Als Folge davon machte die Schweiz vor einigen Tagen zum ersten Mal Gebrauch von ihrem Vetorecht am EGMR: Sie will verhindern, dass die zuständige kleine Kammer die beiden Beschwerden an die grosse Kammer abtritt.
Ein Dorn im Auge
Was wie ein formaljuristischer Akt klingt, hat auch inhaltliche Gründe. Denn die in Strassburg hängigen Minarett-Beschwerden sind dem Bundesrat ein Dorn im Auge. Ein Verdikt aus Strassburg, das Minarettverbot sei menschenrechtswidrig und müsse rückgängig gemacht werden, würde die Schweiz unter Druck setzen.

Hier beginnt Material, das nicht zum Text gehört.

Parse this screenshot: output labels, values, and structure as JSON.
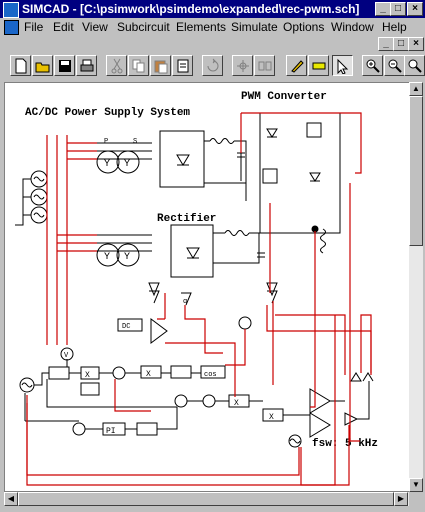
{
  "window": {
    "title": "SIMCAD - [C:\\psimwork\\psimdemo\\expanded\\rec-pwm.sch]",
    "minimize": "_",
    "maximize": "□",
    "close": "×"
  },
  "menubar": {
    "items": [
      {
        "label": "File"
      },
      {
        "label": "Edit"
      },
      {
        "label": "View"
      },
      {
        "label": "Subcircuit"
      },
      {
        "label": "Elements"
      },
      {
        "label": "Simulate"
      },
      {
        "label": "Options"
      },
      {
        "label": "Window"
      },
      {
        "label": "Help"
      }
    ]
  },
  "toolbar": {
    "buttons": [
      {
        "icon": "new-file-icon"
      },
      {
        "icon": "open-folder-icon"
      },
      {
        "icon": "save-icon"
      },
      {
        "icon": "print-icon"
      },
      {
        "icon": "cut-icon"
      },
      {
        "icon": "copy-icon"
      },
      {
        "icon": "paste-icon"
      },
      {
        "icon": "clipboard-icon"
      },
      {
        "icon": "rotate-icon"
      },
      {
        "icon": "flip-icon"
      },
      {
        "icon": "mirror-icon"
      },
      {
        "icon": "wire-pencil-icon"
      },
      {
        "icon": "label-icon"
      },
      {
        "icon": "select-arrow-icon"
      },
      {
        "icon": "zoom-in-icon"
      },
      {
        "icon": "zoom-out-icon"
      },
      {
        "icon": "zoom-fit-icon"
      }
    ]
  },
  "schematic": {
    "label_ac_dc": "AC/DC Power Supply System",
    "label_pwm": "PWM Converter",
    "label_rectifier": "Rectifier",
    "label_fsw": "fsw: 5 kHz",
    "block_x": "X",
    "block_pi": "PI",
    "block_cos": "cos",
    "block_dc": "DC",
    "block_alpha": "α",
    "block_v": "V",
    "transformer_p": "P",
    "transformer_s": "S"
  }
}
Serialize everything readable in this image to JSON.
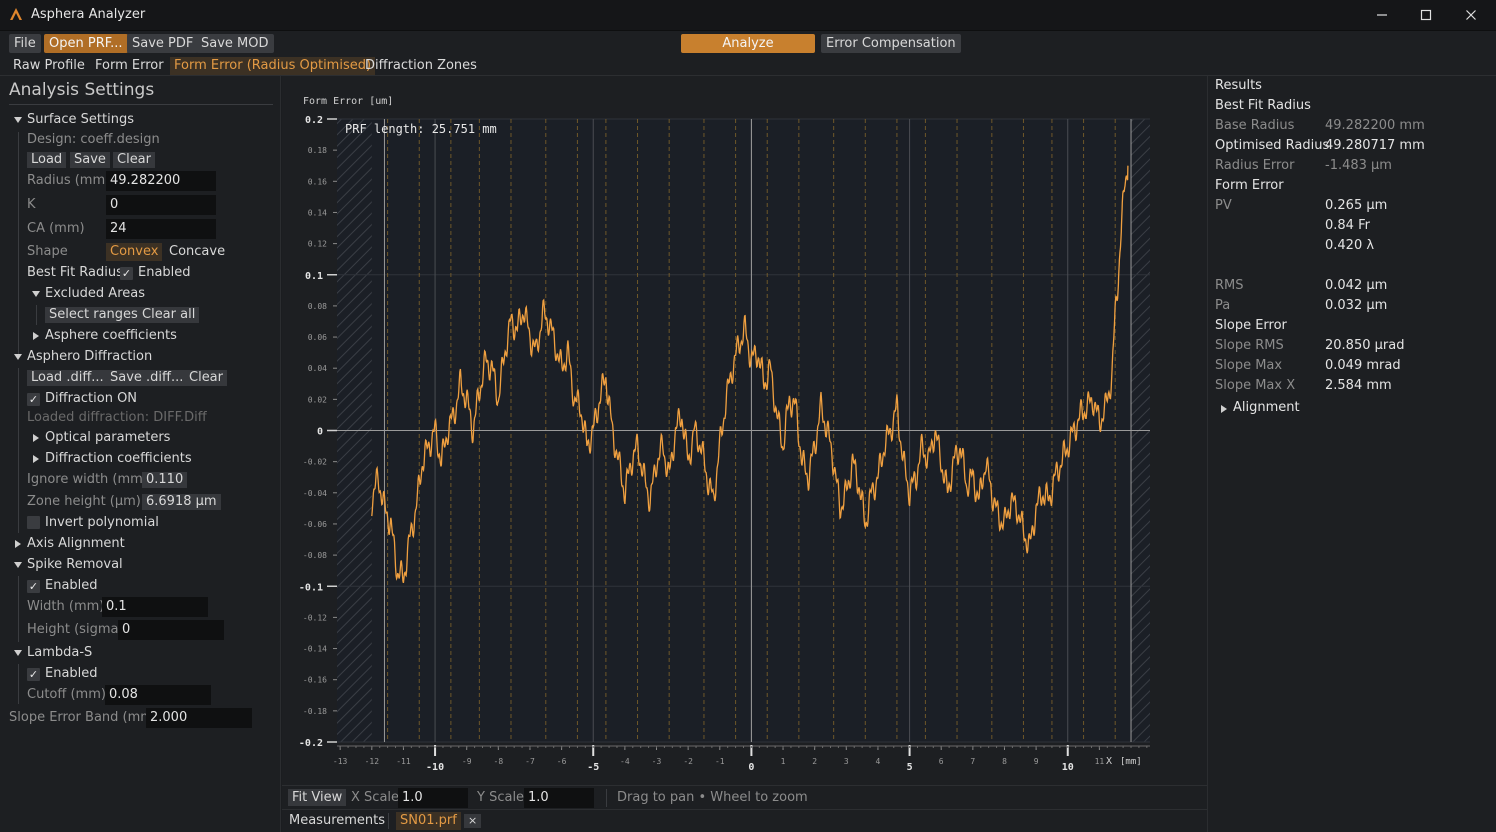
{
  "window": {
    "title": "Asphera Analyzer",
    "accent_color": "#c8802e",
    "controls": {
      "minimize": "minimize-icon",
      "maximize": "maximize-icon",
      "close": "close-icon"
    }
  },
  "toolbar": {
    "file": "File",
    "open_prf": "Open PRF...",
    "save_pdf": "Save PDF",
    "save_mod": "Save MOD",
    "analyze": "Analyze",
    "error_compensation": "Error Compensation"
  },
  "tabs": [
    "Raw Profile",
    "Form Error",
    "Form Error (Radius Optimised)",
    "Diffraction Zones"
  ],
  "active_tab": "Form Error (Radius Optimised)",
  "left": {
    "heading": "Analysis Settings",
    "surface": {
      "title": "Surface Settings",
      "design": "Design: coeff.design",
      "load": "Load",
      "save": "Save",
      "clear": "Clear",
      "radius_label": "Radius (mm)",
      "radius": "49.282200",
      "k_label": "K",
      "k": "0",
      "ca_label": "CA (mm)",
      "ca": "24",
      "shape_label": "Shape",
      "shape_convex": "Convex",
      "shape_concave": "Concave",
      "shape_selected": "Convex",
      "best_fit_label": "Best Fit Radius",
      "best_fit_enabled": "Enabled",
      "best_fit_checked": true,
      "excluded_title": "Excluded Areas",
      "select_ranges": "Select ranges",
      "clear_all": "Clear all",
      "asphere_coeffs": "Asphere coefficients"
    },
    "diffraction": {
      "title": "Asphero Diffraction",
      "load": "Load .diff...",
      "save": "Save .diff...",
      "clear": "Clear",
      "on_label": "Diffraction ON",
      "on_checked": true,
      "loaded": "Loaded diffraction: DIFF.Diff",
      "optical": "Optical parameters",
      "coeffs": "Diffraction coefficients",
      "ignore_label": "Ignore width (mm)",
      "ignore": "0.110",
      "zone_label": "Zone height (µm)",
      "zone": "6.6918 µm",
      "invert_label": "Invert polynomial",
      "invert_checked": false
    },
    "axis_alignment": "Axis Alignment",
    "spike": {
      "title": "Spike Removal",
      "enabled": "Enabled",
      "checked": true,
      "width_label": "Width (mm)",
      "width": "0.1",
      "height_label": "Height (sigma)",
      "height": "0"
    },
    "lambda": {
      "title": "Lambda-S",
      "enabled": "Enabled",
      "checked": true,
      "cutoff_label": "Cutoff (mm)",
      "cutoff": "0.08"
    },
    "slope_band_label": "Slope Error Band (mm)",
    "slope_band": "2.000"
  },
  "plot": {
    "annotation": "PRF length: 25.751 mm",
    "fit_view": "Fit View",
    "x_scale_label": "X Scale",
    "x_scale": "1.0",
    "y_scale_label": "Y Scale",
    "y_scale": "1.0",
    "hint": "Drag to pan • Wheel to zoom"
  },
  "status": {
    "tab": "Measurements",
    "file": "SN01.prf",
    "close": "×"
  },
  "results": {
    "title": "Results",
    "best_fit": "Best Fit Radius",
    "base_radius_label": "Base Radius",
    "base_radius": "49.282200 mm",
    "opt_radius_label": "Optimised Radius",
    "opt_radius": "49.280717 mm",
    "radius_error_label": "Radius Error",
    "radius_error": "-1.483 µm",
    "form_error": "Form Error",
    "pv_label": "PV",
    "pv_um": "0.265 µm",
    "pv_fr": "0.84 Fr",
    "pv_lambda": "0.420 λ",
    "rms_label": "RMS",
    "rms": "0.042 µm",
    "pa_label": "Pa",
    "pa": "0.032 µm",
    "slope_error": "Slope Error",
    "slope_rms_label": "Slope RMS",
    "slope_rms": "20.850 µrad",
    "slope_max_label": "Slope Max",
    "slope_max": "0.049 mrad",
    "slope_max_x_label": "Slope Max X",
    "slope_max_x": "2.584 mm",
    "alignment": "Alignment"
  },
  "chart_data": {
    "type": "line",
    "title": "",
    "ylabel": "Form Error [um]",
    "xlabel": "X [mm]",
    "xlim": [
      -13.1,
      12.6
    ],
    "ylim": [
      -0.2,
      0.2
    ],
    "y_major_ticks": [
      "0.2",
      "0.1",
      "0",
      "-0.1",
      "-0.2"
    ],
    "y_minor_ticks": [
      "0.18",
      "0.16",
      "0.14",
      "0.12",
      "0.08",
      "0.06",
      "0.04",
      "0.02",
      "-0.02",
      "-0.04",
      "-0.06",
      "-0.08",
      "-0.12",
      "-0.14",
      "-0.16",
      "-0.18"
    ],
    "x_major_ticks": [
      "-10",
      "-5",
      "0",
      "5",
      "10"
    ],
    "x_minor_ticks": [
      "-13",
      "-12",
      "-11",
      "-9",
      "-8",
      "-7",
      "-6",
      "-4",
      "-3",
      "-2",
      "-1",
      "1",
      "2",
      "3",
      "4",
      "6",
      "7",
      "8",
      "9",
      "11"
    ],
    "x_unit_tick": "[mm]",
    "excluded_regions": [
      [
        -13.1,
        -12.0
      ],
      [
        12.0,
        12.6
      ]
    ],
    "zone_boundaries": [
      -11.5,
      -10.5,
      -9.5,
      -8.6,
      -7.6,
      -6.5,
      -5.5,
      -4.6,
      -3.6,
      -2.6,
      -1.5,
      -0.5,
      0.5,
      1.5,
      2.6,
      3.6,
      4.6,
      5.5,
      6.5,
      7.6,
      8.6,
      9.5,
      10.5,
      11.5
    ],
    "series": [
      {
        "color": "#f0a040",
        "x": [
          -12.0,
          -11.8,
          -11.6,
          -11.4,
          -11.2,
          -11.0,
          -10.8,
          -10.6,
          -10.4,
          -10.2,
          -10.0,
          -9.8,
          -9.6,
          -9.4,
          -9.2,
          -9.0,
          -8.8,
          -8.6,
          -8.4,
          -8.2,
          -8.0,
          -7.8,
          -7.6,
          -7.4,
          -7.2,
          -7.0,
          -6.8,
          -6.6,
          -6.4,
          -6.2,
          -6.0,
          -5.8,
          -5.6,
          -5.4,
          -5.2,
          -5.0,
          -4.8,
          -4.6,
          -4.4,
          -4.2,
          -4.0,
          -3.8,
          -3.6,
          -3.4,
          -3.2,
          -3.0,
          -2.8,
          -2.6,
          -2.4,
          -2.2,
          -2.0,
          -1.8,
          -1.6,
          -1.4,
          -1.2,
          -1.0,
          -0.8,
          -0.6,
          -0.4,
          -0.2,
          0.0,
          0.2,
          0.4,
          0.6,
          0.8,
          1.0,
          1.2,
          1.4,
          1.6,
          1.8,
          2.0,
          2.2,
          2.4,
          2.6,
          2.8,
          3.0,
          3.2,
          3.4,
          3.6,
          3.8,
          4.0,
          4.2,
          4.4,
          4.6,
          4.8,
          5.0,
          5.2,
          5.4,
          5.6,
          5.8,
          6.0,
          6.2,
          6.4,
          6.6,
          6.8,
          7.0,
          7.2,
          7.4,
          7.6,
          7.8,
          8.0,
          8.2,
          8.4,
          8.6,
          8.8,
          9.0,
          9.2,
          9.4,
          9.6,
          9.8,
          10.0,
          10.2,
          10.4,
          10.6,
          10.8,
          11.0,
          11.2,
          11.4,
          11.5,
          11.6,
          11.7,
          11.8,
          11.9
        ],
        "y": [
          -0.045,
          -0.03,
          -0.05,
          -0.06,
          -0.09,
          -0.095,
          -0.07,
          -0.05,
          -0.02,
          -0.01,
          0.0,
          -0.02,
          0.0,
          0.01,
          0.03,
          0.02,
          0.0,
          0.025,
          0.045,
          0.04,
          0.02,
          0.05,
          0.07,
          0.065,
          0.078,
          0.06,
          0.05,
          0.075,
          0.07,
          0.055,
          0.04,
          0.05,
          0.02,
          0.015,
          -0.01,
          0.0,
          0.02,
          0.035,
          0.0,
          -0.02,
          -0.04,
          -0.02,
          -0.01,
          -0.03,
          -0.045,
          -0.02,
          -0.01,
          -0.03,
          0.0,
          0.01,
          -0.02,
          0.0,
          -0.01,
          -0.03,
          -0.045,
          -0.01,
          0.02,
          0.04,
          0.055,
          0.065,
          0.045,
          0.05,
          0.03,
          0.04,
          0.01,
          -0.01,
          0.02,
          0.015,
          -0.02,
          -0.03,
          -0.01,
          0.015,
          0.0,
          -0.02,
          -0.05,
          -0.04,
          -0.02,
          -0.035,
          -0.06,
          -0.04,
          -0.03,
          -0.01,
          0.0,
          0.015,
          -0.02,
          -0.04,
          -0.03,
          -0.01,
          -0.02,
          0.0,
          -0.02,
          -0.04,
          -0.02,
          -0.01,
          -0.035,
          -0.03,
          -0.045,
          -0.02,
          -0.04,
          -0.055,
          -0.06,
          -0.045,
          -0.05,
          -0.065,
          -0.075,
          -0.05,
          -0.04,
          -0.045,
          -0.03,
          -0.02,
          -0.01,
          0.0,
          0.01,
          0.015,
          0.02,
          0.005,
          0.015,
          0.035,
          0.075,
          0.1,
          0.13,
          0.16,
          0.17
        ]
      }
    ]
  }
}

Dass Beschwerdeführer direkt nach Strassburg gelangen, ist nur in Ausnahmefällen möglich. Doch die muslimischen Organisationen (die Muslimische Liga Schweiz, die Stiftung Muslimische Gemeinschaft Genf, die Kulturelle Vereinigung der Muslime in Neuenburg und die Genfer Vereinigung der Muslime) können in Strassburg geltend machen, dass eine Beschwerde in der Schweiz aussichtslos wäre: Zum einen, weil das Bundesgericht nach bisheriger Rechtsprechung keinen Verfassungsartikel umstossen kann; zum andern, weil ein Anwendungsfall fehlt, aufgrund dessen man eine Beschwerde einreichen könnte: ein konkreter Fall, in dem der Bau eines Minaretts verboten wurde. Wenn das Minarett in Langenthal gebaut werden darf, wird es Jahre dauern, bis das nächste Baugesuch eingereicht wird.
Die Schweiz braucht mehr Zeit
Der Bundesrat hat bisher vergeblich versucht, das Unheil eines drohenden Verdikts aus Strassburg zu bannen: Im September 2010 ersuchte er den EGMR, die beiden Beschwerden als unzulässig zu erklären. Nun reichte er das Veto ein gegen die Abtretung der Beschwerden an die grosse Kammer, wodurch die Beschwerden mehr Gewicht bekämen.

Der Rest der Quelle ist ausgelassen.